OTTAWA, Ontario (LifeSiteNews) — Prime Minister Justin Trudeau’s Heritage Department has requested increased funding to monitor internet “disinformation” and those who promote it.
The Department of Canadian Heritage, headed by Minister Pascale St-Onge, proposed a $7.1 million-a year program called the Digital Citizen Initiative, to keep up surveillance on internet users who promote “fake news,” according to a October 16 report by Blacklock’s Reporter.
“The Initiative addresses real and continuing needs of Canadians with respect to online disinformation and related harms,” said the report Evaluation of The Digital Citizen Initiative. “The demand for funding appears to outweigh available resources.
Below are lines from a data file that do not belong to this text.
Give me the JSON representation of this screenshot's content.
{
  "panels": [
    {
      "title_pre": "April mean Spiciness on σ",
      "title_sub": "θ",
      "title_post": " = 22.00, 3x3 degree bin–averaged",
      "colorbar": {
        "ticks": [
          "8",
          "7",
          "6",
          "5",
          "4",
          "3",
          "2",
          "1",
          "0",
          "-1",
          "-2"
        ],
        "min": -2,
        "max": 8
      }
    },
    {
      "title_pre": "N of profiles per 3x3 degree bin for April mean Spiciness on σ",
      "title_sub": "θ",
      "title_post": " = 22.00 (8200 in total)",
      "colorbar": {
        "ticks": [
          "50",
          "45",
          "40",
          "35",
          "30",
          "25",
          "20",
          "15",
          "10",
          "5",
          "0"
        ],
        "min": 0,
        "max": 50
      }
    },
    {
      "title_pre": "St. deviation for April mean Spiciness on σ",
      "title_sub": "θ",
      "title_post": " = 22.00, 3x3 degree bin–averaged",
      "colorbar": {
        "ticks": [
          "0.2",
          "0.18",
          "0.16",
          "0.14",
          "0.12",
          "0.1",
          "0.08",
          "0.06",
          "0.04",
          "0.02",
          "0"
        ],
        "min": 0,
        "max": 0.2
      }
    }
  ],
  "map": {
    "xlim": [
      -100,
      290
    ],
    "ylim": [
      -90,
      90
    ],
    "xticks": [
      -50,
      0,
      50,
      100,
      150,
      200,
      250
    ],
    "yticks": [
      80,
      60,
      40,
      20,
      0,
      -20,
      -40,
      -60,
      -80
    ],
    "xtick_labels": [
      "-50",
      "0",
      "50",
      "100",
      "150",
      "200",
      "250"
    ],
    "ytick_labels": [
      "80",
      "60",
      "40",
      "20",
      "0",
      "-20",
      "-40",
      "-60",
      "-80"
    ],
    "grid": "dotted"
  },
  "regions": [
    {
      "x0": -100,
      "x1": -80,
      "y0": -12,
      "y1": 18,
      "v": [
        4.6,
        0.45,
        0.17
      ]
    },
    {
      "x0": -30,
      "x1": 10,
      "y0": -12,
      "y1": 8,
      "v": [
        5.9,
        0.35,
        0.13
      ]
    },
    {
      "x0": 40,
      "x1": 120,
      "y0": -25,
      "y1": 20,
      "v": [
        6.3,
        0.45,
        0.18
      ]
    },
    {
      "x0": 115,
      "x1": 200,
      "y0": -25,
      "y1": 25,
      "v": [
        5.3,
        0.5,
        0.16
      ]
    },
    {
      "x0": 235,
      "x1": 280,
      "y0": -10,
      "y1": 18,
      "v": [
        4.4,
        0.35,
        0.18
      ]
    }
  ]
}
The scope and scale of the issue are rapidly expanding along with the potential for harm.”
“Disinformation impacts Canadians’ health and safety, civic discourse and engagement, political beliefs, perceptions of democratic institutions, confidence in political systems and trust in media,” it continued. “It may also amplify mistrust amongst communities, discrimination, stigma and marginalization and social divisions.”
The report failed to provide any examples of so-called disinformation but claimed, “the initiative filled a need by funding research to help understand disinformation.”
The request for increased funding comes at a time Canadians’ trust in federal institutions and mainstream media is at an all-time low.
According to recent study by the Public Health Agency of Canada (PHAC), less than a third of Canadians displayed “high trust” in the federal government, with “large media organizations” as well as celebrities getting even lower scores.
Large mainstream media outlets and “journalists” working for them scored a “high trust” rating of only 18 percent. This was followed by only 12 percent of people saying they trusted “ordinary people,” with celebrities garnering only an eight percent “trust” rating.
However, Canadians are at an increased risk of losing access to alternative media sources thanks to Trudeau’s internet censorship law, the Online News Act, passed by the Senate in June.
The Online News Act mandates that Big Tech companies pay to publish Canadians content on their platforms. As a result, Meta, the parent company of Facebook and Instagram, has blocked all access to news content in Canada, while Google has promised to do the same rather than pay the fees laid out in the new legislation.
The Online News Act also gives the Canadian Radio-television and Telecommunications Commission (CRTC) the authority to regulate what Canadians listen to online.
Former Canadian Radio-television and Telecommunications Commission (CRTC) vice chair Peter Menzies recently warned that the CRTC’s new broadcasting regulations will end a “free and open internet.”
The law itself has been a point of major criticism for the prime minister and his Liberal government. In fact, a July 10 survey found that most Canadians are concerned they could lose access to news on social media as a result of the policy.
Last week, free speech advocate and entrepreneur Elon Musk criticized Trudeau for his ongoing censorship campaign, writing, “Trudeau is trying to crush free speech in Canada,” calling it “shameful.”